Google wants to rank the best content out there for whatever the searched keyword is. If you write with a purpose, understand the keyword universe, and put a high quality blog post out there, Google will recognize that.
This guide is going to dive a bit deeper than most of the generic posts about travel blog SEO. I want to show you and explain to you what to focus on and how to get the best content out there for Google.
I am hoping by the end of this article, you should be able to get started with writing and be on your way to growing a successful travel blog for yourself.
I am going to start off from the beginning here with Keyword Research. After understanding this concept, I will then go into a few more specifics of putting together the most wholistic blog post possible.
2) Understanding Keywords
Keyword research is one of the most important aspects of travel blogging and travel blog SEO. For those that are not familiar with the term, a “keyword” is essentially the main topic that you will focus on for a particular blog post.

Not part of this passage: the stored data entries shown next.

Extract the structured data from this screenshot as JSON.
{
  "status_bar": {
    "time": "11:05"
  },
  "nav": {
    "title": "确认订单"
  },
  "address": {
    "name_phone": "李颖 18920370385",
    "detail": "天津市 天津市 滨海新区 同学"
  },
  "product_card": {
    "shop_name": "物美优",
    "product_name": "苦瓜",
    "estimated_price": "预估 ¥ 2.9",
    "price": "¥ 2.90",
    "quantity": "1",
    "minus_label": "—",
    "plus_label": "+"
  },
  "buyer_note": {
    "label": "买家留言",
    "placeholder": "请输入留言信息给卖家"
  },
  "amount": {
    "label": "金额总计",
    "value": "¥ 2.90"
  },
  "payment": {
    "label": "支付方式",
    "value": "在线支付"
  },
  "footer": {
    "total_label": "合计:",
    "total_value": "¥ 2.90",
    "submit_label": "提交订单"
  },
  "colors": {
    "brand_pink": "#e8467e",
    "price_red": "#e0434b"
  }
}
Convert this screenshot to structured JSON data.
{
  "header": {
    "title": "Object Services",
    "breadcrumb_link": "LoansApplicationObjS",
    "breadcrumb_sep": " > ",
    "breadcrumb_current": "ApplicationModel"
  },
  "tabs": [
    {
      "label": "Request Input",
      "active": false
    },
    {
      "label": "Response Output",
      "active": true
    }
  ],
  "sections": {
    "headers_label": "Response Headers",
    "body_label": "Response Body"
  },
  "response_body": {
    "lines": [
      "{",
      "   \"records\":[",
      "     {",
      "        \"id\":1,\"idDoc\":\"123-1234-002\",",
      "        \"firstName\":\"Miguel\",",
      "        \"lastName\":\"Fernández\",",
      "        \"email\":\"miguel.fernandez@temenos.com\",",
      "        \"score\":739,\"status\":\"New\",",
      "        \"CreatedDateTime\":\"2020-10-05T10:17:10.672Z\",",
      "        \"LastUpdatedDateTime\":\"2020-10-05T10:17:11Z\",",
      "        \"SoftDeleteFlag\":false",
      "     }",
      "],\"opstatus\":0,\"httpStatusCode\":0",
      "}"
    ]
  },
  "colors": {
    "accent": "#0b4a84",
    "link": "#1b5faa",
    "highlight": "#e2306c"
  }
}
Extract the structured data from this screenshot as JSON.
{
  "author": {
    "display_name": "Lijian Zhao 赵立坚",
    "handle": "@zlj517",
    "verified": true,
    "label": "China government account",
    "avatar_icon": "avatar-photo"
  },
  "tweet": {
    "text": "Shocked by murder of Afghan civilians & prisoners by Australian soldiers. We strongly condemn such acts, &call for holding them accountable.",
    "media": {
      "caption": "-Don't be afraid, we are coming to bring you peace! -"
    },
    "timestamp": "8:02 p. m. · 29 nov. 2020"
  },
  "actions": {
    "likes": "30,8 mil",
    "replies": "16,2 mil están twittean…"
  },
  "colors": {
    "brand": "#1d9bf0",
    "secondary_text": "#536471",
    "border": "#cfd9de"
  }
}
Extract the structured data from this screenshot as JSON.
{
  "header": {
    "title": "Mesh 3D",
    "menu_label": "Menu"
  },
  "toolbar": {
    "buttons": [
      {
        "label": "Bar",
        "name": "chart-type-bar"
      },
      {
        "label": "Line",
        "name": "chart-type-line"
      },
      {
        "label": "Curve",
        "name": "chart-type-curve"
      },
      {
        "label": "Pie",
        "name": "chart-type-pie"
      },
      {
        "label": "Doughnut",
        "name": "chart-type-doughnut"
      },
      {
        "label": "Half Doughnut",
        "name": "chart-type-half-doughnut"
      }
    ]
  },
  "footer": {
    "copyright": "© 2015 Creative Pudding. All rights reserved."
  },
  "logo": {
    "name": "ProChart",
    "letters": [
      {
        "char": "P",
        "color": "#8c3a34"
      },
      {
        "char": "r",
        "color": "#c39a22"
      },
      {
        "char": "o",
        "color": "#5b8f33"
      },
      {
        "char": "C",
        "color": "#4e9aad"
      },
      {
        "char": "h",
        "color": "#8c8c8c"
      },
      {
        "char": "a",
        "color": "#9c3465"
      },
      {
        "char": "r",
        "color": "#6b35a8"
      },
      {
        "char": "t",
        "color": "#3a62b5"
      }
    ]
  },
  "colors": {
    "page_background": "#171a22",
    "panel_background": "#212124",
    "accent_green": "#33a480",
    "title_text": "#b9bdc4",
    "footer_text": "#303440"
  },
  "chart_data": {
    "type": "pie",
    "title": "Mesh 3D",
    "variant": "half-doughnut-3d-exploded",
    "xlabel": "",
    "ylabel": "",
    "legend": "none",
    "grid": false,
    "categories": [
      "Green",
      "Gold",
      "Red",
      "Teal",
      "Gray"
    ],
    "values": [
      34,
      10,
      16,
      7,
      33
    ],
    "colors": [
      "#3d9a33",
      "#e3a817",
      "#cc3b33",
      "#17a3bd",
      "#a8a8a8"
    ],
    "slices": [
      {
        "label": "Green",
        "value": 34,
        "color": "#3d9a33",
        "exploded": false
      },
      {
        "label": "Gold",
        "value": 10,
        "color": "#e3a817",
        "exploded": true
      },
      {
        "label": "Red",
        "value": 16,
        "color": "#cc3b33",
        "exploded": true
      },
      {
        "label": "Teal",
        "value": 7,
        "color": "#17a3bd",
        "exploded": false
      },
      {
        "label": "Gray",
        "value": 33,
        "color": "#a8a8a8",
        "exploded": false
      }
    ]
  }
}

This keyword can be one word or multiple words, and should be found in places like your blog post title, meta description, URL, headers, throughout the content itself, and within alt text for images. More on all of that later!
Now, you just don’t want to pick a random keyword out of the blue and just start writing about it. Instead, you will want to choose a keyword that you have a good chance to rank for on Google.
As an example, say you just came back from a trip to Iceland. For someone with no travel blogger experience, you may think to yourself – let me just write an article about “Iceland”. A general article about “Iceland” however, may never find its way to the first page of Google for any search term.
Instead, what if you wrote about a “One Week Iceland Itinerary”. This is a more focused and specific keyword rather than just writing an article about Iceland in general. You can see from the screenshots below, the differences in Google search result pages for the keyword “Iceland” and the keyword “One Week Iceland Itinerary”.
The former has some pretty well known websites on the first page of results – Wikipedia, National Geographic, Iceland Government site, Wikitravel, etc. The later has a few well known sites, but also a lot of lesser known travel blogs.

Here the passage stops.